I told Debra to lay flat on the table on her stomach, and after a few minutes and performing some directional preference exercises, her pain was gone. Debra was completely stumped. She was trying to figure out what had happened to make her pain go away so easily, while was trying to figure out why she was nearing her return to the podiatrist, who was already talking about surgery with no resolution to a simple problem — until now.

Cognitive diagnostic errors are mostly rooted in forms of bias, but it does seem that some of them are a bit outside the box of biases. Triage cueing is one form of cognitive diagnostic error. Which is the tendency for a professional to treat a patient as if they automatically require our services — because they were sent to us with that assumption. There’s a saying that describes this, “geography is destiny.” This can refer to a person’s geographical location, or it can refer to the cardiac unit (for example) they’ve been referred to.

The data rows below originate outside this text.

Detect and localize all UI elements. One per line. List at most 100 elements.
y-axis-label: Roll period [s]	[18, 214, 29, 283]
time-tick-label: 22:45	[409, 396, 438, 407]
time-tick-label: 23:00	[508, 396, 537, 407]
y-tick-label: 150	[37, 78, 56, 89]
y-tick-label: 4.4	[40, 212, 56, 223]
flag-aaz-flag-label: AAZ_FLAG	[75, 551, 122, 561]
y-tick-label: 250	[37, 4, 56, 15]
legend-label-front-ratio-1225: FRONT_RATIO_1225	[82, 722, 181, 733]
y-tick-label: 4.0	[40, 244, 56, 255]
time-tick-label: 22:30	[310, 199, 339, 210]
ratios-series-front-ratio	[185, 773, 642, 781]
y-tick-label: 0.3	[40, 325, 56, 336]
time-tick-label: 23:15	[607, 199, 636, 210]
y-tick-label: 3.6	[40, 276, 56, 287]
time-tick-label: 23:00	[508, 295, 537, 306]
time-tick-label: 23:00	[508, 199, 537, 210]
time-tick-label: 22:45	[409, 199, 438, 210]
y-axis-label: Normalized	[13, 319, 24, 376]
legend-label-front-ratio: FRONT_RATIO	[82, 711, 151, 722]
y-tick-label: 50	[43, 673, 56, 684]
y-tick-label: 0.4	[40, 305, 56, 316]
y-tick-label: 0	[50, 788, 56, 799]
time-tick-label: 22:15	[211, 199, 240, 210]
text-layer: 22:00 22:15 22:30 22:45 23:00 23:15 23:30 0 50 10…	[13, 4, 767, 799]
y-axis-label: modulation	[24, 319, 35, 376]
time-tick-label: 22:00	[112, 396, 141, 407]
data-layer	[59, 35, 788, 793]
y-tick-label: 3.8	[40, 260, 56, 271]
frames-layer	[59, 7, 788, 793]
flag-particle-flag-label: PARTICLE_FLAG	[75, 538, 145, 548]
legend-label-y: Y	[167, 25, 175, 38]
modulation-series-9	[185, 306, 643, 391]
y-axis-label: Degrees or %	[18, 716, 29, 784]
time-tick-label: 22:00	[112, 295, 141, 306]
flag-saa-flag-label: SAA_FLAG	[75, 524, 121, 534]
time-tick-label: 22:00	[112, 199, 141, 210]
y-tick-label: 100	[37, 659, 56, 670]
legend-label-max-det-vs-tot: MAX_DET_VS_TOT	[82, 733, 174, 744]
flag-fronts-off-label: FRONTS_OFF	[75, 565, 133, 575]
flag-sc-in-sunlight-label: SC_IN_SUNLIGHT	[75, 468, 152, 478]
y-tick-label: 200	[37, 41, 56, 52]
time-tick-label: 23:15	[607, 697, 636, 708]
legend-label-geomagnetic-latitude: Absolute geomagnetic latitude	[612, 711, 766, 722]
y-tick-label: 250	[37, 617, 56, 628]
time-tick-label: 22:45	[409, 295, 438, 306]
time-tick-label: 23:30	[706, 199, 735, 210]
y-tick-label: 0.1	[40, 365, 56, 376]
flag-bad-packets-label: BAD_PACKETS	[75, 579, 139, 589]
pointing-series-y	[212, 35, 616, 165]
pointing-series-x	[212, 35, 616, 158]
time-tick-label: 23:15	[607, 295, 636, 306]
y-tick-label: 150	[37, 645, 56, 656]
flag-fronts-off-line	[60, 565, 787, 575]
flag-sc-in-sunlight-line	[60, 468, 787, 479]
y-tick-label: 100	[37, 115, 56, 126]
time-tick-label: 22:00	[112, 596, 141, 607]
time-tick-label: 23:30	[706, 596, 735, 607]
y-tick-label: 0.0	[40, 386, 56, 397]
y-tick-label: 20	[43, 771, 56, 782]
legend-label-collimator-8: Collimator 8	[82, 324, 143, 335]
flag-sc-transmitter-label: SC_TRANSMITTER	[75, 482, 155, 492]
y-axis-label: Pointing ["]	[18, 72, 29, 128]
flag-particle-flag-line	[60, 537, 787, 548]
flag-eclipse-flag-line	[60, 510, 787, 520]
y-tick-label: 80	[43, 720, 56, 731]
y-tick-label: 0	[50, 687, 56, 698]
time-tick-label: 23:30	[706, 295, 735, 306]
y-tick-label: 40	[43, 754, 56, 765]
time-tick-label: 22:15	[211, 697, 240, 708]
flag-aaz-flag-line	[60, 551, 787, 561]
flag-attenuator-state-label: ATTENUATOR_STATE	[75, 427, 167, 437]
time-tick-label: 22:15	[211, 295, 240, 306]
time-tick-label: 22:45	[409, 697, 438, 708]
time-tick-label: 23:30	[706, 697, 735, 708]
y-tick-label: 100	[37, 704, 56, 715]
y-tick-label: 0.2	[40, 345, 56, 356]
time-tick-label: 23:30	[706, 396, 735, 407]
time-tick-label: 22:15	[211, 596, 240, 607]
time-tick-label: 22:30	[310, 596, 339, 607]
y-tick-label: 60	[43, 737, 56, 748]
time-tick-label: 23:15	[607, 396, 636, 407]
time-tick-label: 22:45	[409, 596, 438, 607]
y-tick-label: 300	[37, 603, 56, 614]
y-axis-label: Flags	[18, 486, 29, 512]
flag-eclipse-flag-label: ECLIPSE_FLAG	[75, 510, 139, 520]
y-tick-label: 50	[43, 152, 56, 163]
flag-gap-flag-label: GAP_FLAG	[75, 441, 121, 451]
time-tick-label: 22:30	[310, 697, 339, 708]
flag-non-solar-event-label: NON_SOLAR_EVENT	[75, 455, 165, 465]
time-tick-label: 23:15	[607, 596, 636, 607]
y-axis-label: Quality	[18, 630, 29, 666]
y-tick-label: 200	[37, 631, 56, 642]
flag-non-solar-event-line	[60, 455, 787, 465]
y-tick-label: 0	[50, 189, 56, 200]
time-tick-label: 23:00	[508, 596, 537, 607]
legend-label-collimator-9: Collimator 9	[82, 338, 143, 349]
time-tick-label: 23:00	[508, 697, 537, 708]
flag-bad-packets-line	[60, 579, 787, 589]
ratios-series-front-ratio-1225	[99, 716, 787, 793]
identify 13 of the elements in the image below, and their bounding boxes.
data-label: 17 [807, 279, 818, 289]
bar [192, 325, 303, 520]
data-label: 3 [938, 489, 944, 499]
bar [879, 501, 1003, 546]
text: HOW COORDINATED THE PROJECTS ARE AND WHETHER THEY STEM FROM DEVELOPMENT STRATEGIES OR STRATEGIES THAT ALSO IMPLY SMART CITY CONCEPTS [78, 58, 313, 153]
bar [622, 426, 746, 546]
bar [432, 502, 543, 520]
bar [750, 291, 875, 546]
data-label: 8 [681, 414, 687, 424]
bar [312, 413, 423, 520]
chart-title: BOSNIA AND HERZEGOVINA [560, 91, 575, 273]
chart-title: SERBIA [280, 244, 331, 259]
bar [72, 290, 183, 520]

The result is that the individual will be treated as a cardiac patient because they are in the cardiac unit, not necessarily due to a cardiac condition requiring cardiac treatment.

In the cases above there are examples of triage cueing, but also other cognitive diagnostic errors, like diagnosis momentum**, the bandwagon effect***, anchoring bias****, and others. These cognitive diagnostic errors are sticky and they build on each other, complicating things. The effects of these cognitive diagnostic errors can be minimal like in Case 1, or potentially drastic like in Case 2 (where Debra was close to having a completely unnecessary surgery). The necessity for us as clinicians to have rest and reflection time has never been so overlooked as it is today. This is at a time when we have such a wealth of knowledge of the human body, pathologies and conditions, and pain neurophysiology’s complexity and quirkiness; this may be the time we most need…time.

-Spencer

*This post was started and finished at separate dates, quite separate.

**Diagnosis Momentum -an essential snowballing effect that occurs once a diagnosis is place on a patient (labels are sticky!)

***The Bandwagon Effect – the tendency to think or behave in a way because other people are doing the same.

****Anchoring Bias – the tendency to latch onto salient features early on in the diagnostic process and failing to adjust interpretation once other features are display later in the process.

Here’s another post about bias and cognitive errors if you’re interested.

One thought on “Two Tales of Cognitive Diagnostic Error

  1. Hi Spencer: I have a couple of comments. You really did not misdiagnosis Karen. If treating her neck relieved some of her pain then there was some kind cervical influence on her shoulder problem. Not treating her neck would probably reduced the effectiveness of isolated treatment the rotator cuff tendinitis. The longer that you are in this business, the more you find out how things are interconnected.

    I have a serious issue with the second case. Why was Debra treated for 3 weeks without obvious improvement? Kudos to you. You fixed the problem in one session. Nine sessions is certainly good for the bottom line of the clinic but it doesn’t help the credibility of our profession. I hope that you gave the staff at that clinic an inservice on basic foot and ankle mobilization.